Our Carnival history
Everywhere in the world that carnivals have taken root and grown, they have become unique events unto themselves, and the premier cultural and party festival within the region.
Early Carnival Celebrations
At first the wealthy plantation owners, traders and business people of the Caribbean region held fancy balls after the example of the high society in their motherlands. They would dress up stately, wear wigs and put on masks.
The slaves and their descendants would hold their own little carnivals in their backyards using their own rituals, costumes and folklore. At times they would imitate their master’s behavior at masked balls.
As they got more freedom of self expression the working class took their celebration to the streets.
With the years their form of celebrating carnival became more elaborate and soon more popular than the balls held inclosed societies.

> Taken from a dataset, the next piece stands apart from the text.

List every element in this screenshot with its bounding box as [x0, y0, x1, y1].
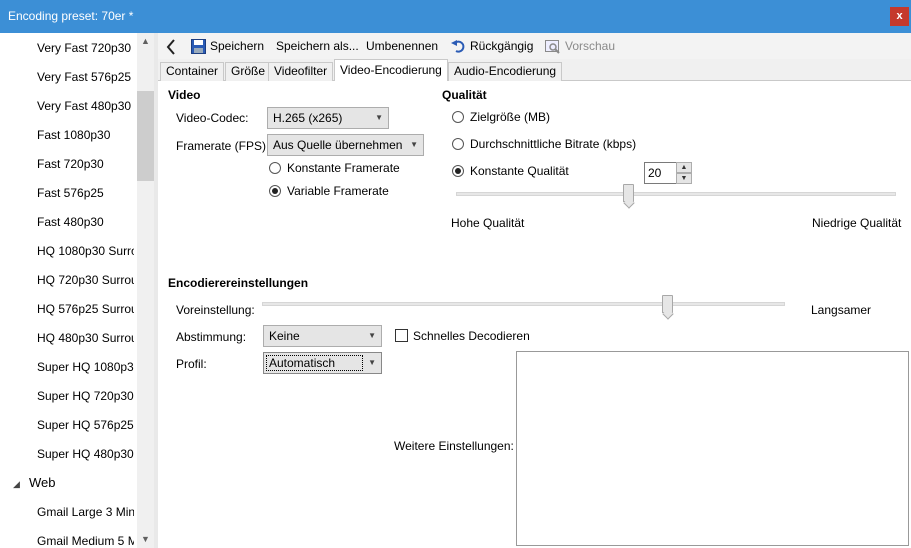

In Curaçao, Dutch Antilles, there was a very unique development of Carnival for the Dutch colonists had their characteristic way of celebrating carnival, the immigrants of Asiatic lands had theirs, the Creole middle class in the city held private balls within their social societies and the people from the Eastern Caribbean islands, which had immigrated to the island to work in the oil refinery, brought with them their form of Carnival parties and street parades in their residential areas to the model back home.
After mid 20th century all these influences started to merge together and melt down into one huge national cultural expression on the island that features people from almost fifty different nationalities.
With the insertion of Tumba (the island’s typical music form) as the official music form to be promoted and played and the media coverage of almost every important event, Carnival without a doubt became the biggest and most important cultural manifestation of Curaçao.
Curaçao Carnival is a celebration in a class of its own. It more or less takes full possession of the whole community through competitions (Tumba music and Calypso festivals), beauty pageants, private and public parties and street parades during the first weeks of the year climaxing on the weekend and Tuesday preceding the Ash Wednesday (the first day of Lent).